Last week, British media reported eight men remain were in custody for questioning in connection with the suicide bombing.
The Police launched an intensive manhunt and raids properties in Manchester, Wigan and Nuneaton. The effort focused on arresting the potential terror ring that may have assisted Abedi, the suicide bomber in the Manchester arena.
Counter-terror police officers detained a ninth suspect in the Moss Side area of Manchester in the early hours of Friday morning. On Saturday, Greater Manchester Police detained two men, aged 20 and 22, on suspicion of terrorism offenses. An explosive device was used to gain access to the property, to make the arrests.
Terror Attack in Manchester Arena Draws Condemnation
The suicide attack in Manchester Arena left 22 people dead and 60 wounded.
Reports say the suicide bomber died after detonating an improvised explosive device in the crowded pop concert hall, leaving a trail of human casualties, including children.
The horror occurred at the end of a concert by American singer Ariana Grande, whose audience at that time was mostly teens and children.
The attack caused panic and left hundreds of people running for safety. The chaos forced parents to be separated from their children.
When medics arrived at the scene, the carnage was clear. Dead bodies were scattered inside the concert venue and the wounded were calling for help.

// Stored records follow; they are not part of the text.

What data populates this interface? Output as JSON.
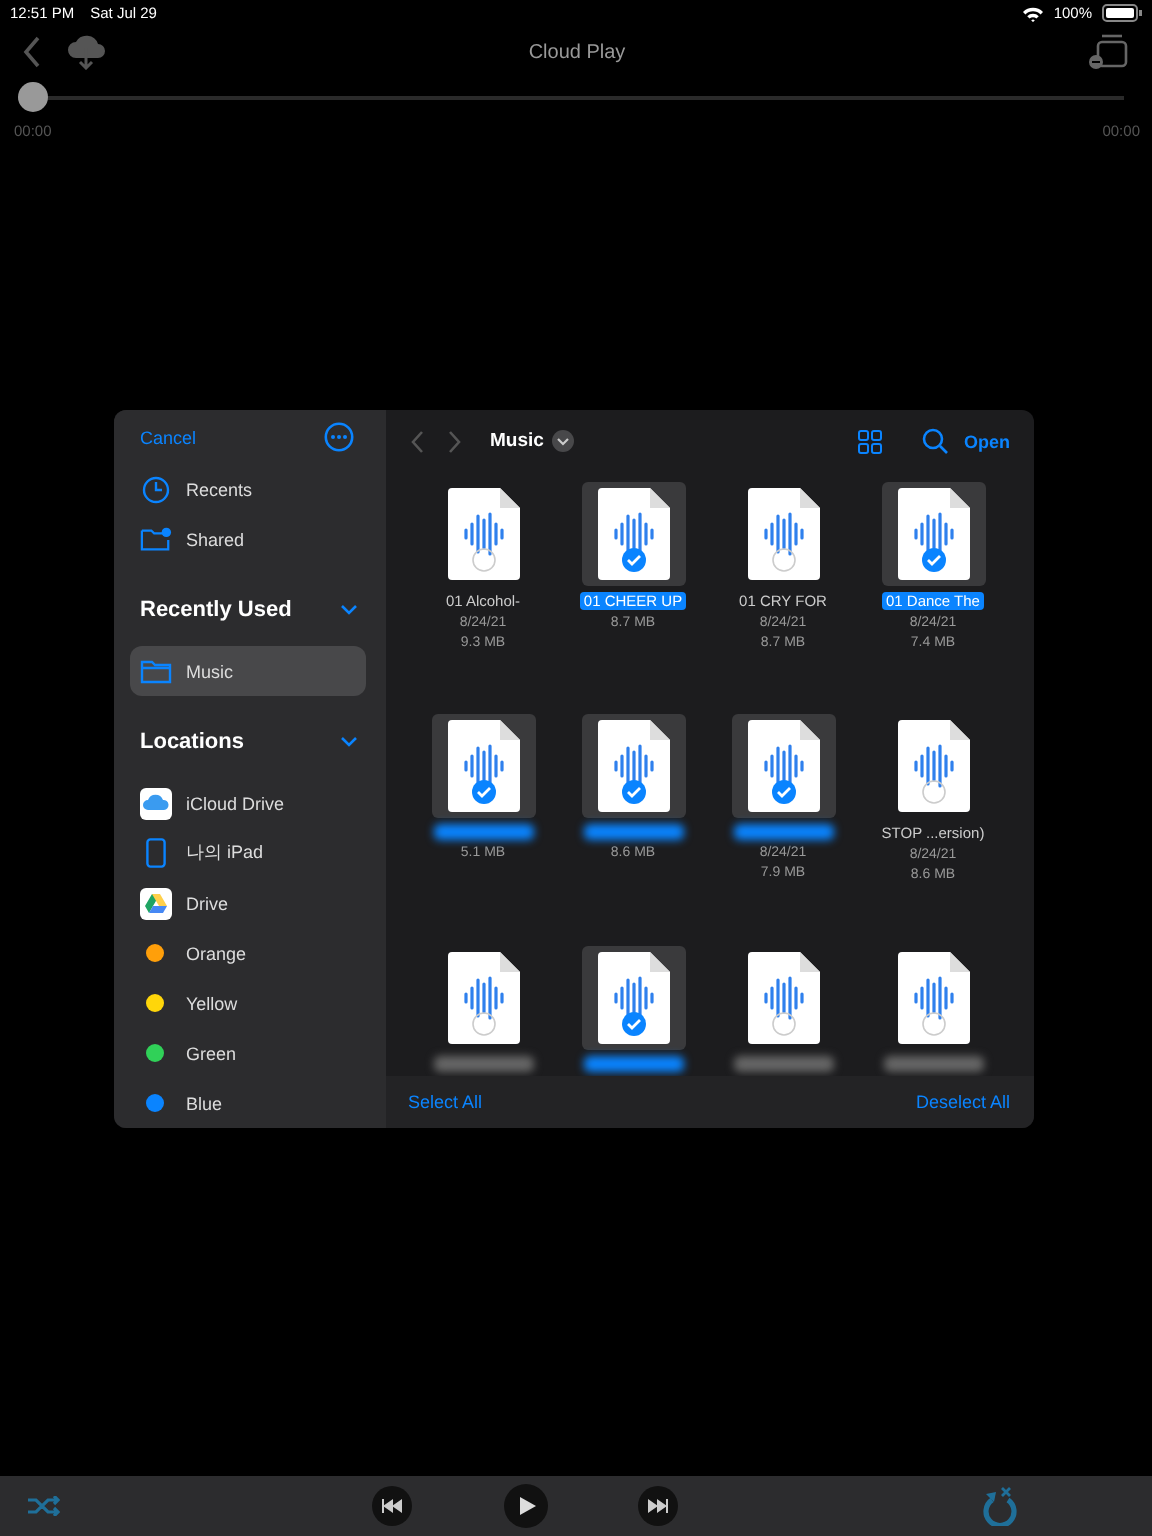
{
  "status_bar": {
    "time": "12:51 PM",
    "date": "Sat Jul 29",
    "battery": "100%"
  },
  "header": {
    "title": "Cloud Play"
  },
  "progress": {
    "level": 0,
    "elapsed": "00:00",
    "total": "00:00"
  },
  "picker": {
    "cancel": "Cancel",
    "folder": "Music",
    "open": "Open",
    "select_all": "Select All",
    "deselect_all": "Deselect All",
    "top_items": [
      {
        "kind": "recents",
        "label": "Recents"
      },
      {
        "kind": "shared",
        "label": "Shared"
      }
    ],
    "recent_title": "Recently Used",
    "recent_items": [
      {
        "kind": "folder",
        "label": "Music",
        "selected": true
      }
    ],
    "locations_title": "Locations",
    "locations": [
      {
        "kind": "icloud",
        "label": "iCloud Drive"
      },
      {
        "kind": "ipad",
        "label": "나의 iPad"
      },
      {
        "kind": "drive",
        "label": "Drive"
      },
      {
        "kind": "tag",
        "label": "Orange",
        "color": "#ff9f0a"
      },
      {
        "kind": "tag",
        "label": "Yellow",
        "color": "#ffd60a"
      },
      {
        "kind": "tag",
        "label": "Green",
        "color": "#30d158"
      },
      {
        "kind": "tag",
        "label": "Blue",
        "color": "#0a84ff"
      }
    ],
    "files": [
      {
        "name": "01 Alcohol-",
        "date": "8/24/21",
        "size": "9.3 MB",
        "selected": false
      },
      {
        "name": "01 CHEER UP",
        "size": "8.7 MB",
        "selected": true
      },
      {
        "name": "01 CRY FOR",
        "date": "8/24/21",
        "size": "8.7 MB",
        "selected": false
      },
      {
        "name": "01 Dance The",
        "date": "8/24/21",
        "size": "7.4 MB",
        "selected": true
      },
      {
        "size": "5.1 MB",
        "selected": true
      },
      {
        "size": "8.6 MB",
        "selected": true
      },
      {
        "date": "8/24/21",
        "size": "7.9 MB",
        "selected": true
      },
      {
        "name": "STOP ...ersion)",
        "date": "8/24/21",
        "size": "8.6 MB",
        "selected": false
      },
      {
        "selected": false
      },
      {
        "selected": true
      },
      {
        "selected": false
      },
      {
        "selected": false
      }
    ]
  }
}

The attack is considered the most deadly in Britain, in the past decade.
Accounts of Witnesses
Witnesses at the suicide bombing recalled the horror inside the concert venue. Many speculated that a nail bomb was used, causing fatal shrapnel injuries and killing dozens of people.

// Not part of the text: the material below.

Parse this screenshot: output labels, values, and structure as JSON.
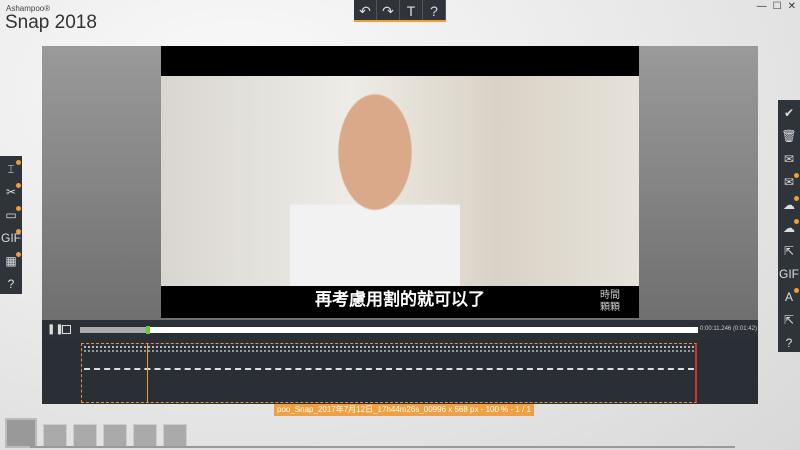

Most of the witnesses said a loud bang followed the lights going up after the finale of the show.
Majid Khan, 22, said: “A huge bomb-like bang went off that hugely panicked everyone and we were all trying to flee the arena.”

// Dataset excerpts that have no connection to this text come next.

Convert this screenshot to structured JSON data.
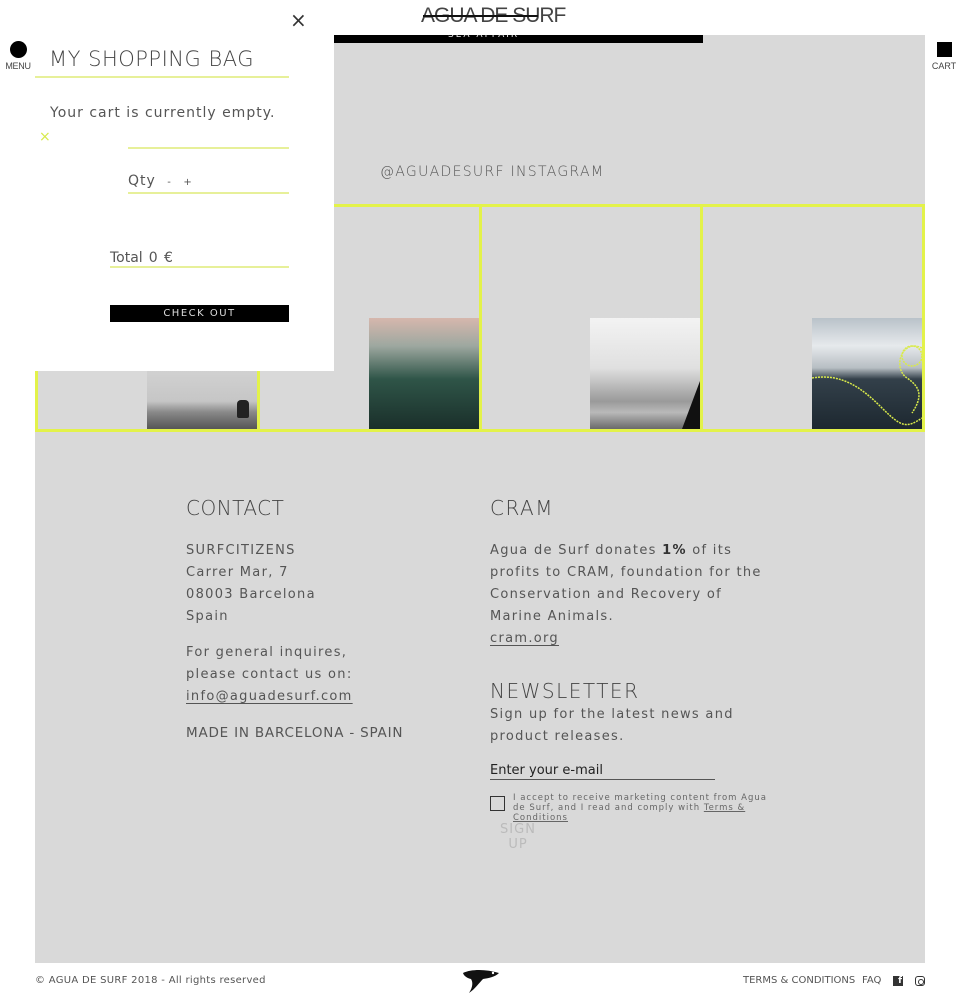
{
  "header": {
    "logo": "AGUA DE SURF",
    "promo": "SEA AFFAIR",
    "menu_label": "MENU",
    "cart_label": "CART"
  },
  "cart": {
    "title": "MY SHOPPING BAG",
    "empty_message": "Your cart is currently empty.",
    "qty_label": "Qty",
    "qty_minus": "-",
    "qty_plus": "+",
    "total_label": "Total",
    "total_value": "0 €",
    "checkout_label": "CHECK OUT",
    "close_icon": "×",
    "remove_icon": "×"
  },
  "instagram": {
    "title": "@AGUADESURF INSTAGRAM",
    "images": [
      "beach-rock-photo",
      "sunset-water-photo",
      "sea-cliff-photo",
      "wave-rope-photo"
    ]
  },
  "contact": {
    "heading": "CONTACT",
    "company": "SURFCITIZENS",
    "street": "Carrer Mar, 7",
    "city": "08003 Barcelona",
    "country": "Spain",
    "inquiry_line1": "For general inquires,",
    "inquiry_line2": "please contact us on:",
    "email": "info@aguadesurf.com",
    "made_in": "MADE IN BARCELONA - SPAIN"
  },
  "cram": {
    "heading": "CRAM",
    "text_before": "Agua de Surf donates ",
    "percent": "1%",
    "text_after": " of its profits to CRAM, foundation for the Conservation and Recovery of Marine Animals.",
    "link": "cram.org"
  },
  "newsletter": {
    "heading": "NEWSLETTER",
    "description": "Sign up for the latest news and product releases.",
    "email_placeholder": "Enter your e-mail",
    "consent_text": "I accept to receive marketing content from Agua de Surf, and I read and comply with ",
    "terms_link": "Terms & Conditions",
    "signup_label": "SIGN UP"
  },
  "footer": {
    "copyright": "© AGUA DE SURF 2018 - All rights reserved",
    "terms": "TERMS & CONDITIONS",
    "faq": "FAQ"
  },
  "colors": {
    "accent": "#e3f24a",
    "background": "#d9d9d9",
    "panel": "#ffffff"
  }
}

Khan added, “It was one bang and essentially everyone from the other side of the arena where the bang was heard from suddenly came running towards us as they were trying to exit.”
Oliver Jones, 17, who attended with his 19-year-old sister, said, “The bang echoed around the foyer of the arena and people started to run.”
The World Condemns the Attack
The British government strongly condemned the attack, describing it as barbaric and appalling.
Britain’s prime minister, Theresa May, said: “We are working to establish the full details of what is being treated by the police as an appalling terrorist attack. All our thoughts are with the victims and the families of those who have been affected.”
Similarly, home secretary, Amber Rudd, said, “This was a barbaric attack, deliberately targeting some of the most vulnerable in our society – young people and children out at a pop concert. My thoughts and prayers go out to the families and victims who have been affected.”
The terror attack also drew condemnation from the international community. World leaders including President Donald Trump, German chancellor Angela Merkel, and new French President Emmanuel Macron expressed solidarity and sympathy with the UK in the fight against terrorists.
President Trump has called those behind the Manchester suicide bombing and other similar attacks “evil losers in life.”
The German chancellor, Angela Merkel, on Monday expressed her “sorrow and horror” and called it an attack on young people and freedom.
The French president, Emmanuel Macron, offered the British people “all the compassion and care of France which is at their side in mourning, with a particular thought for the victims and their families.”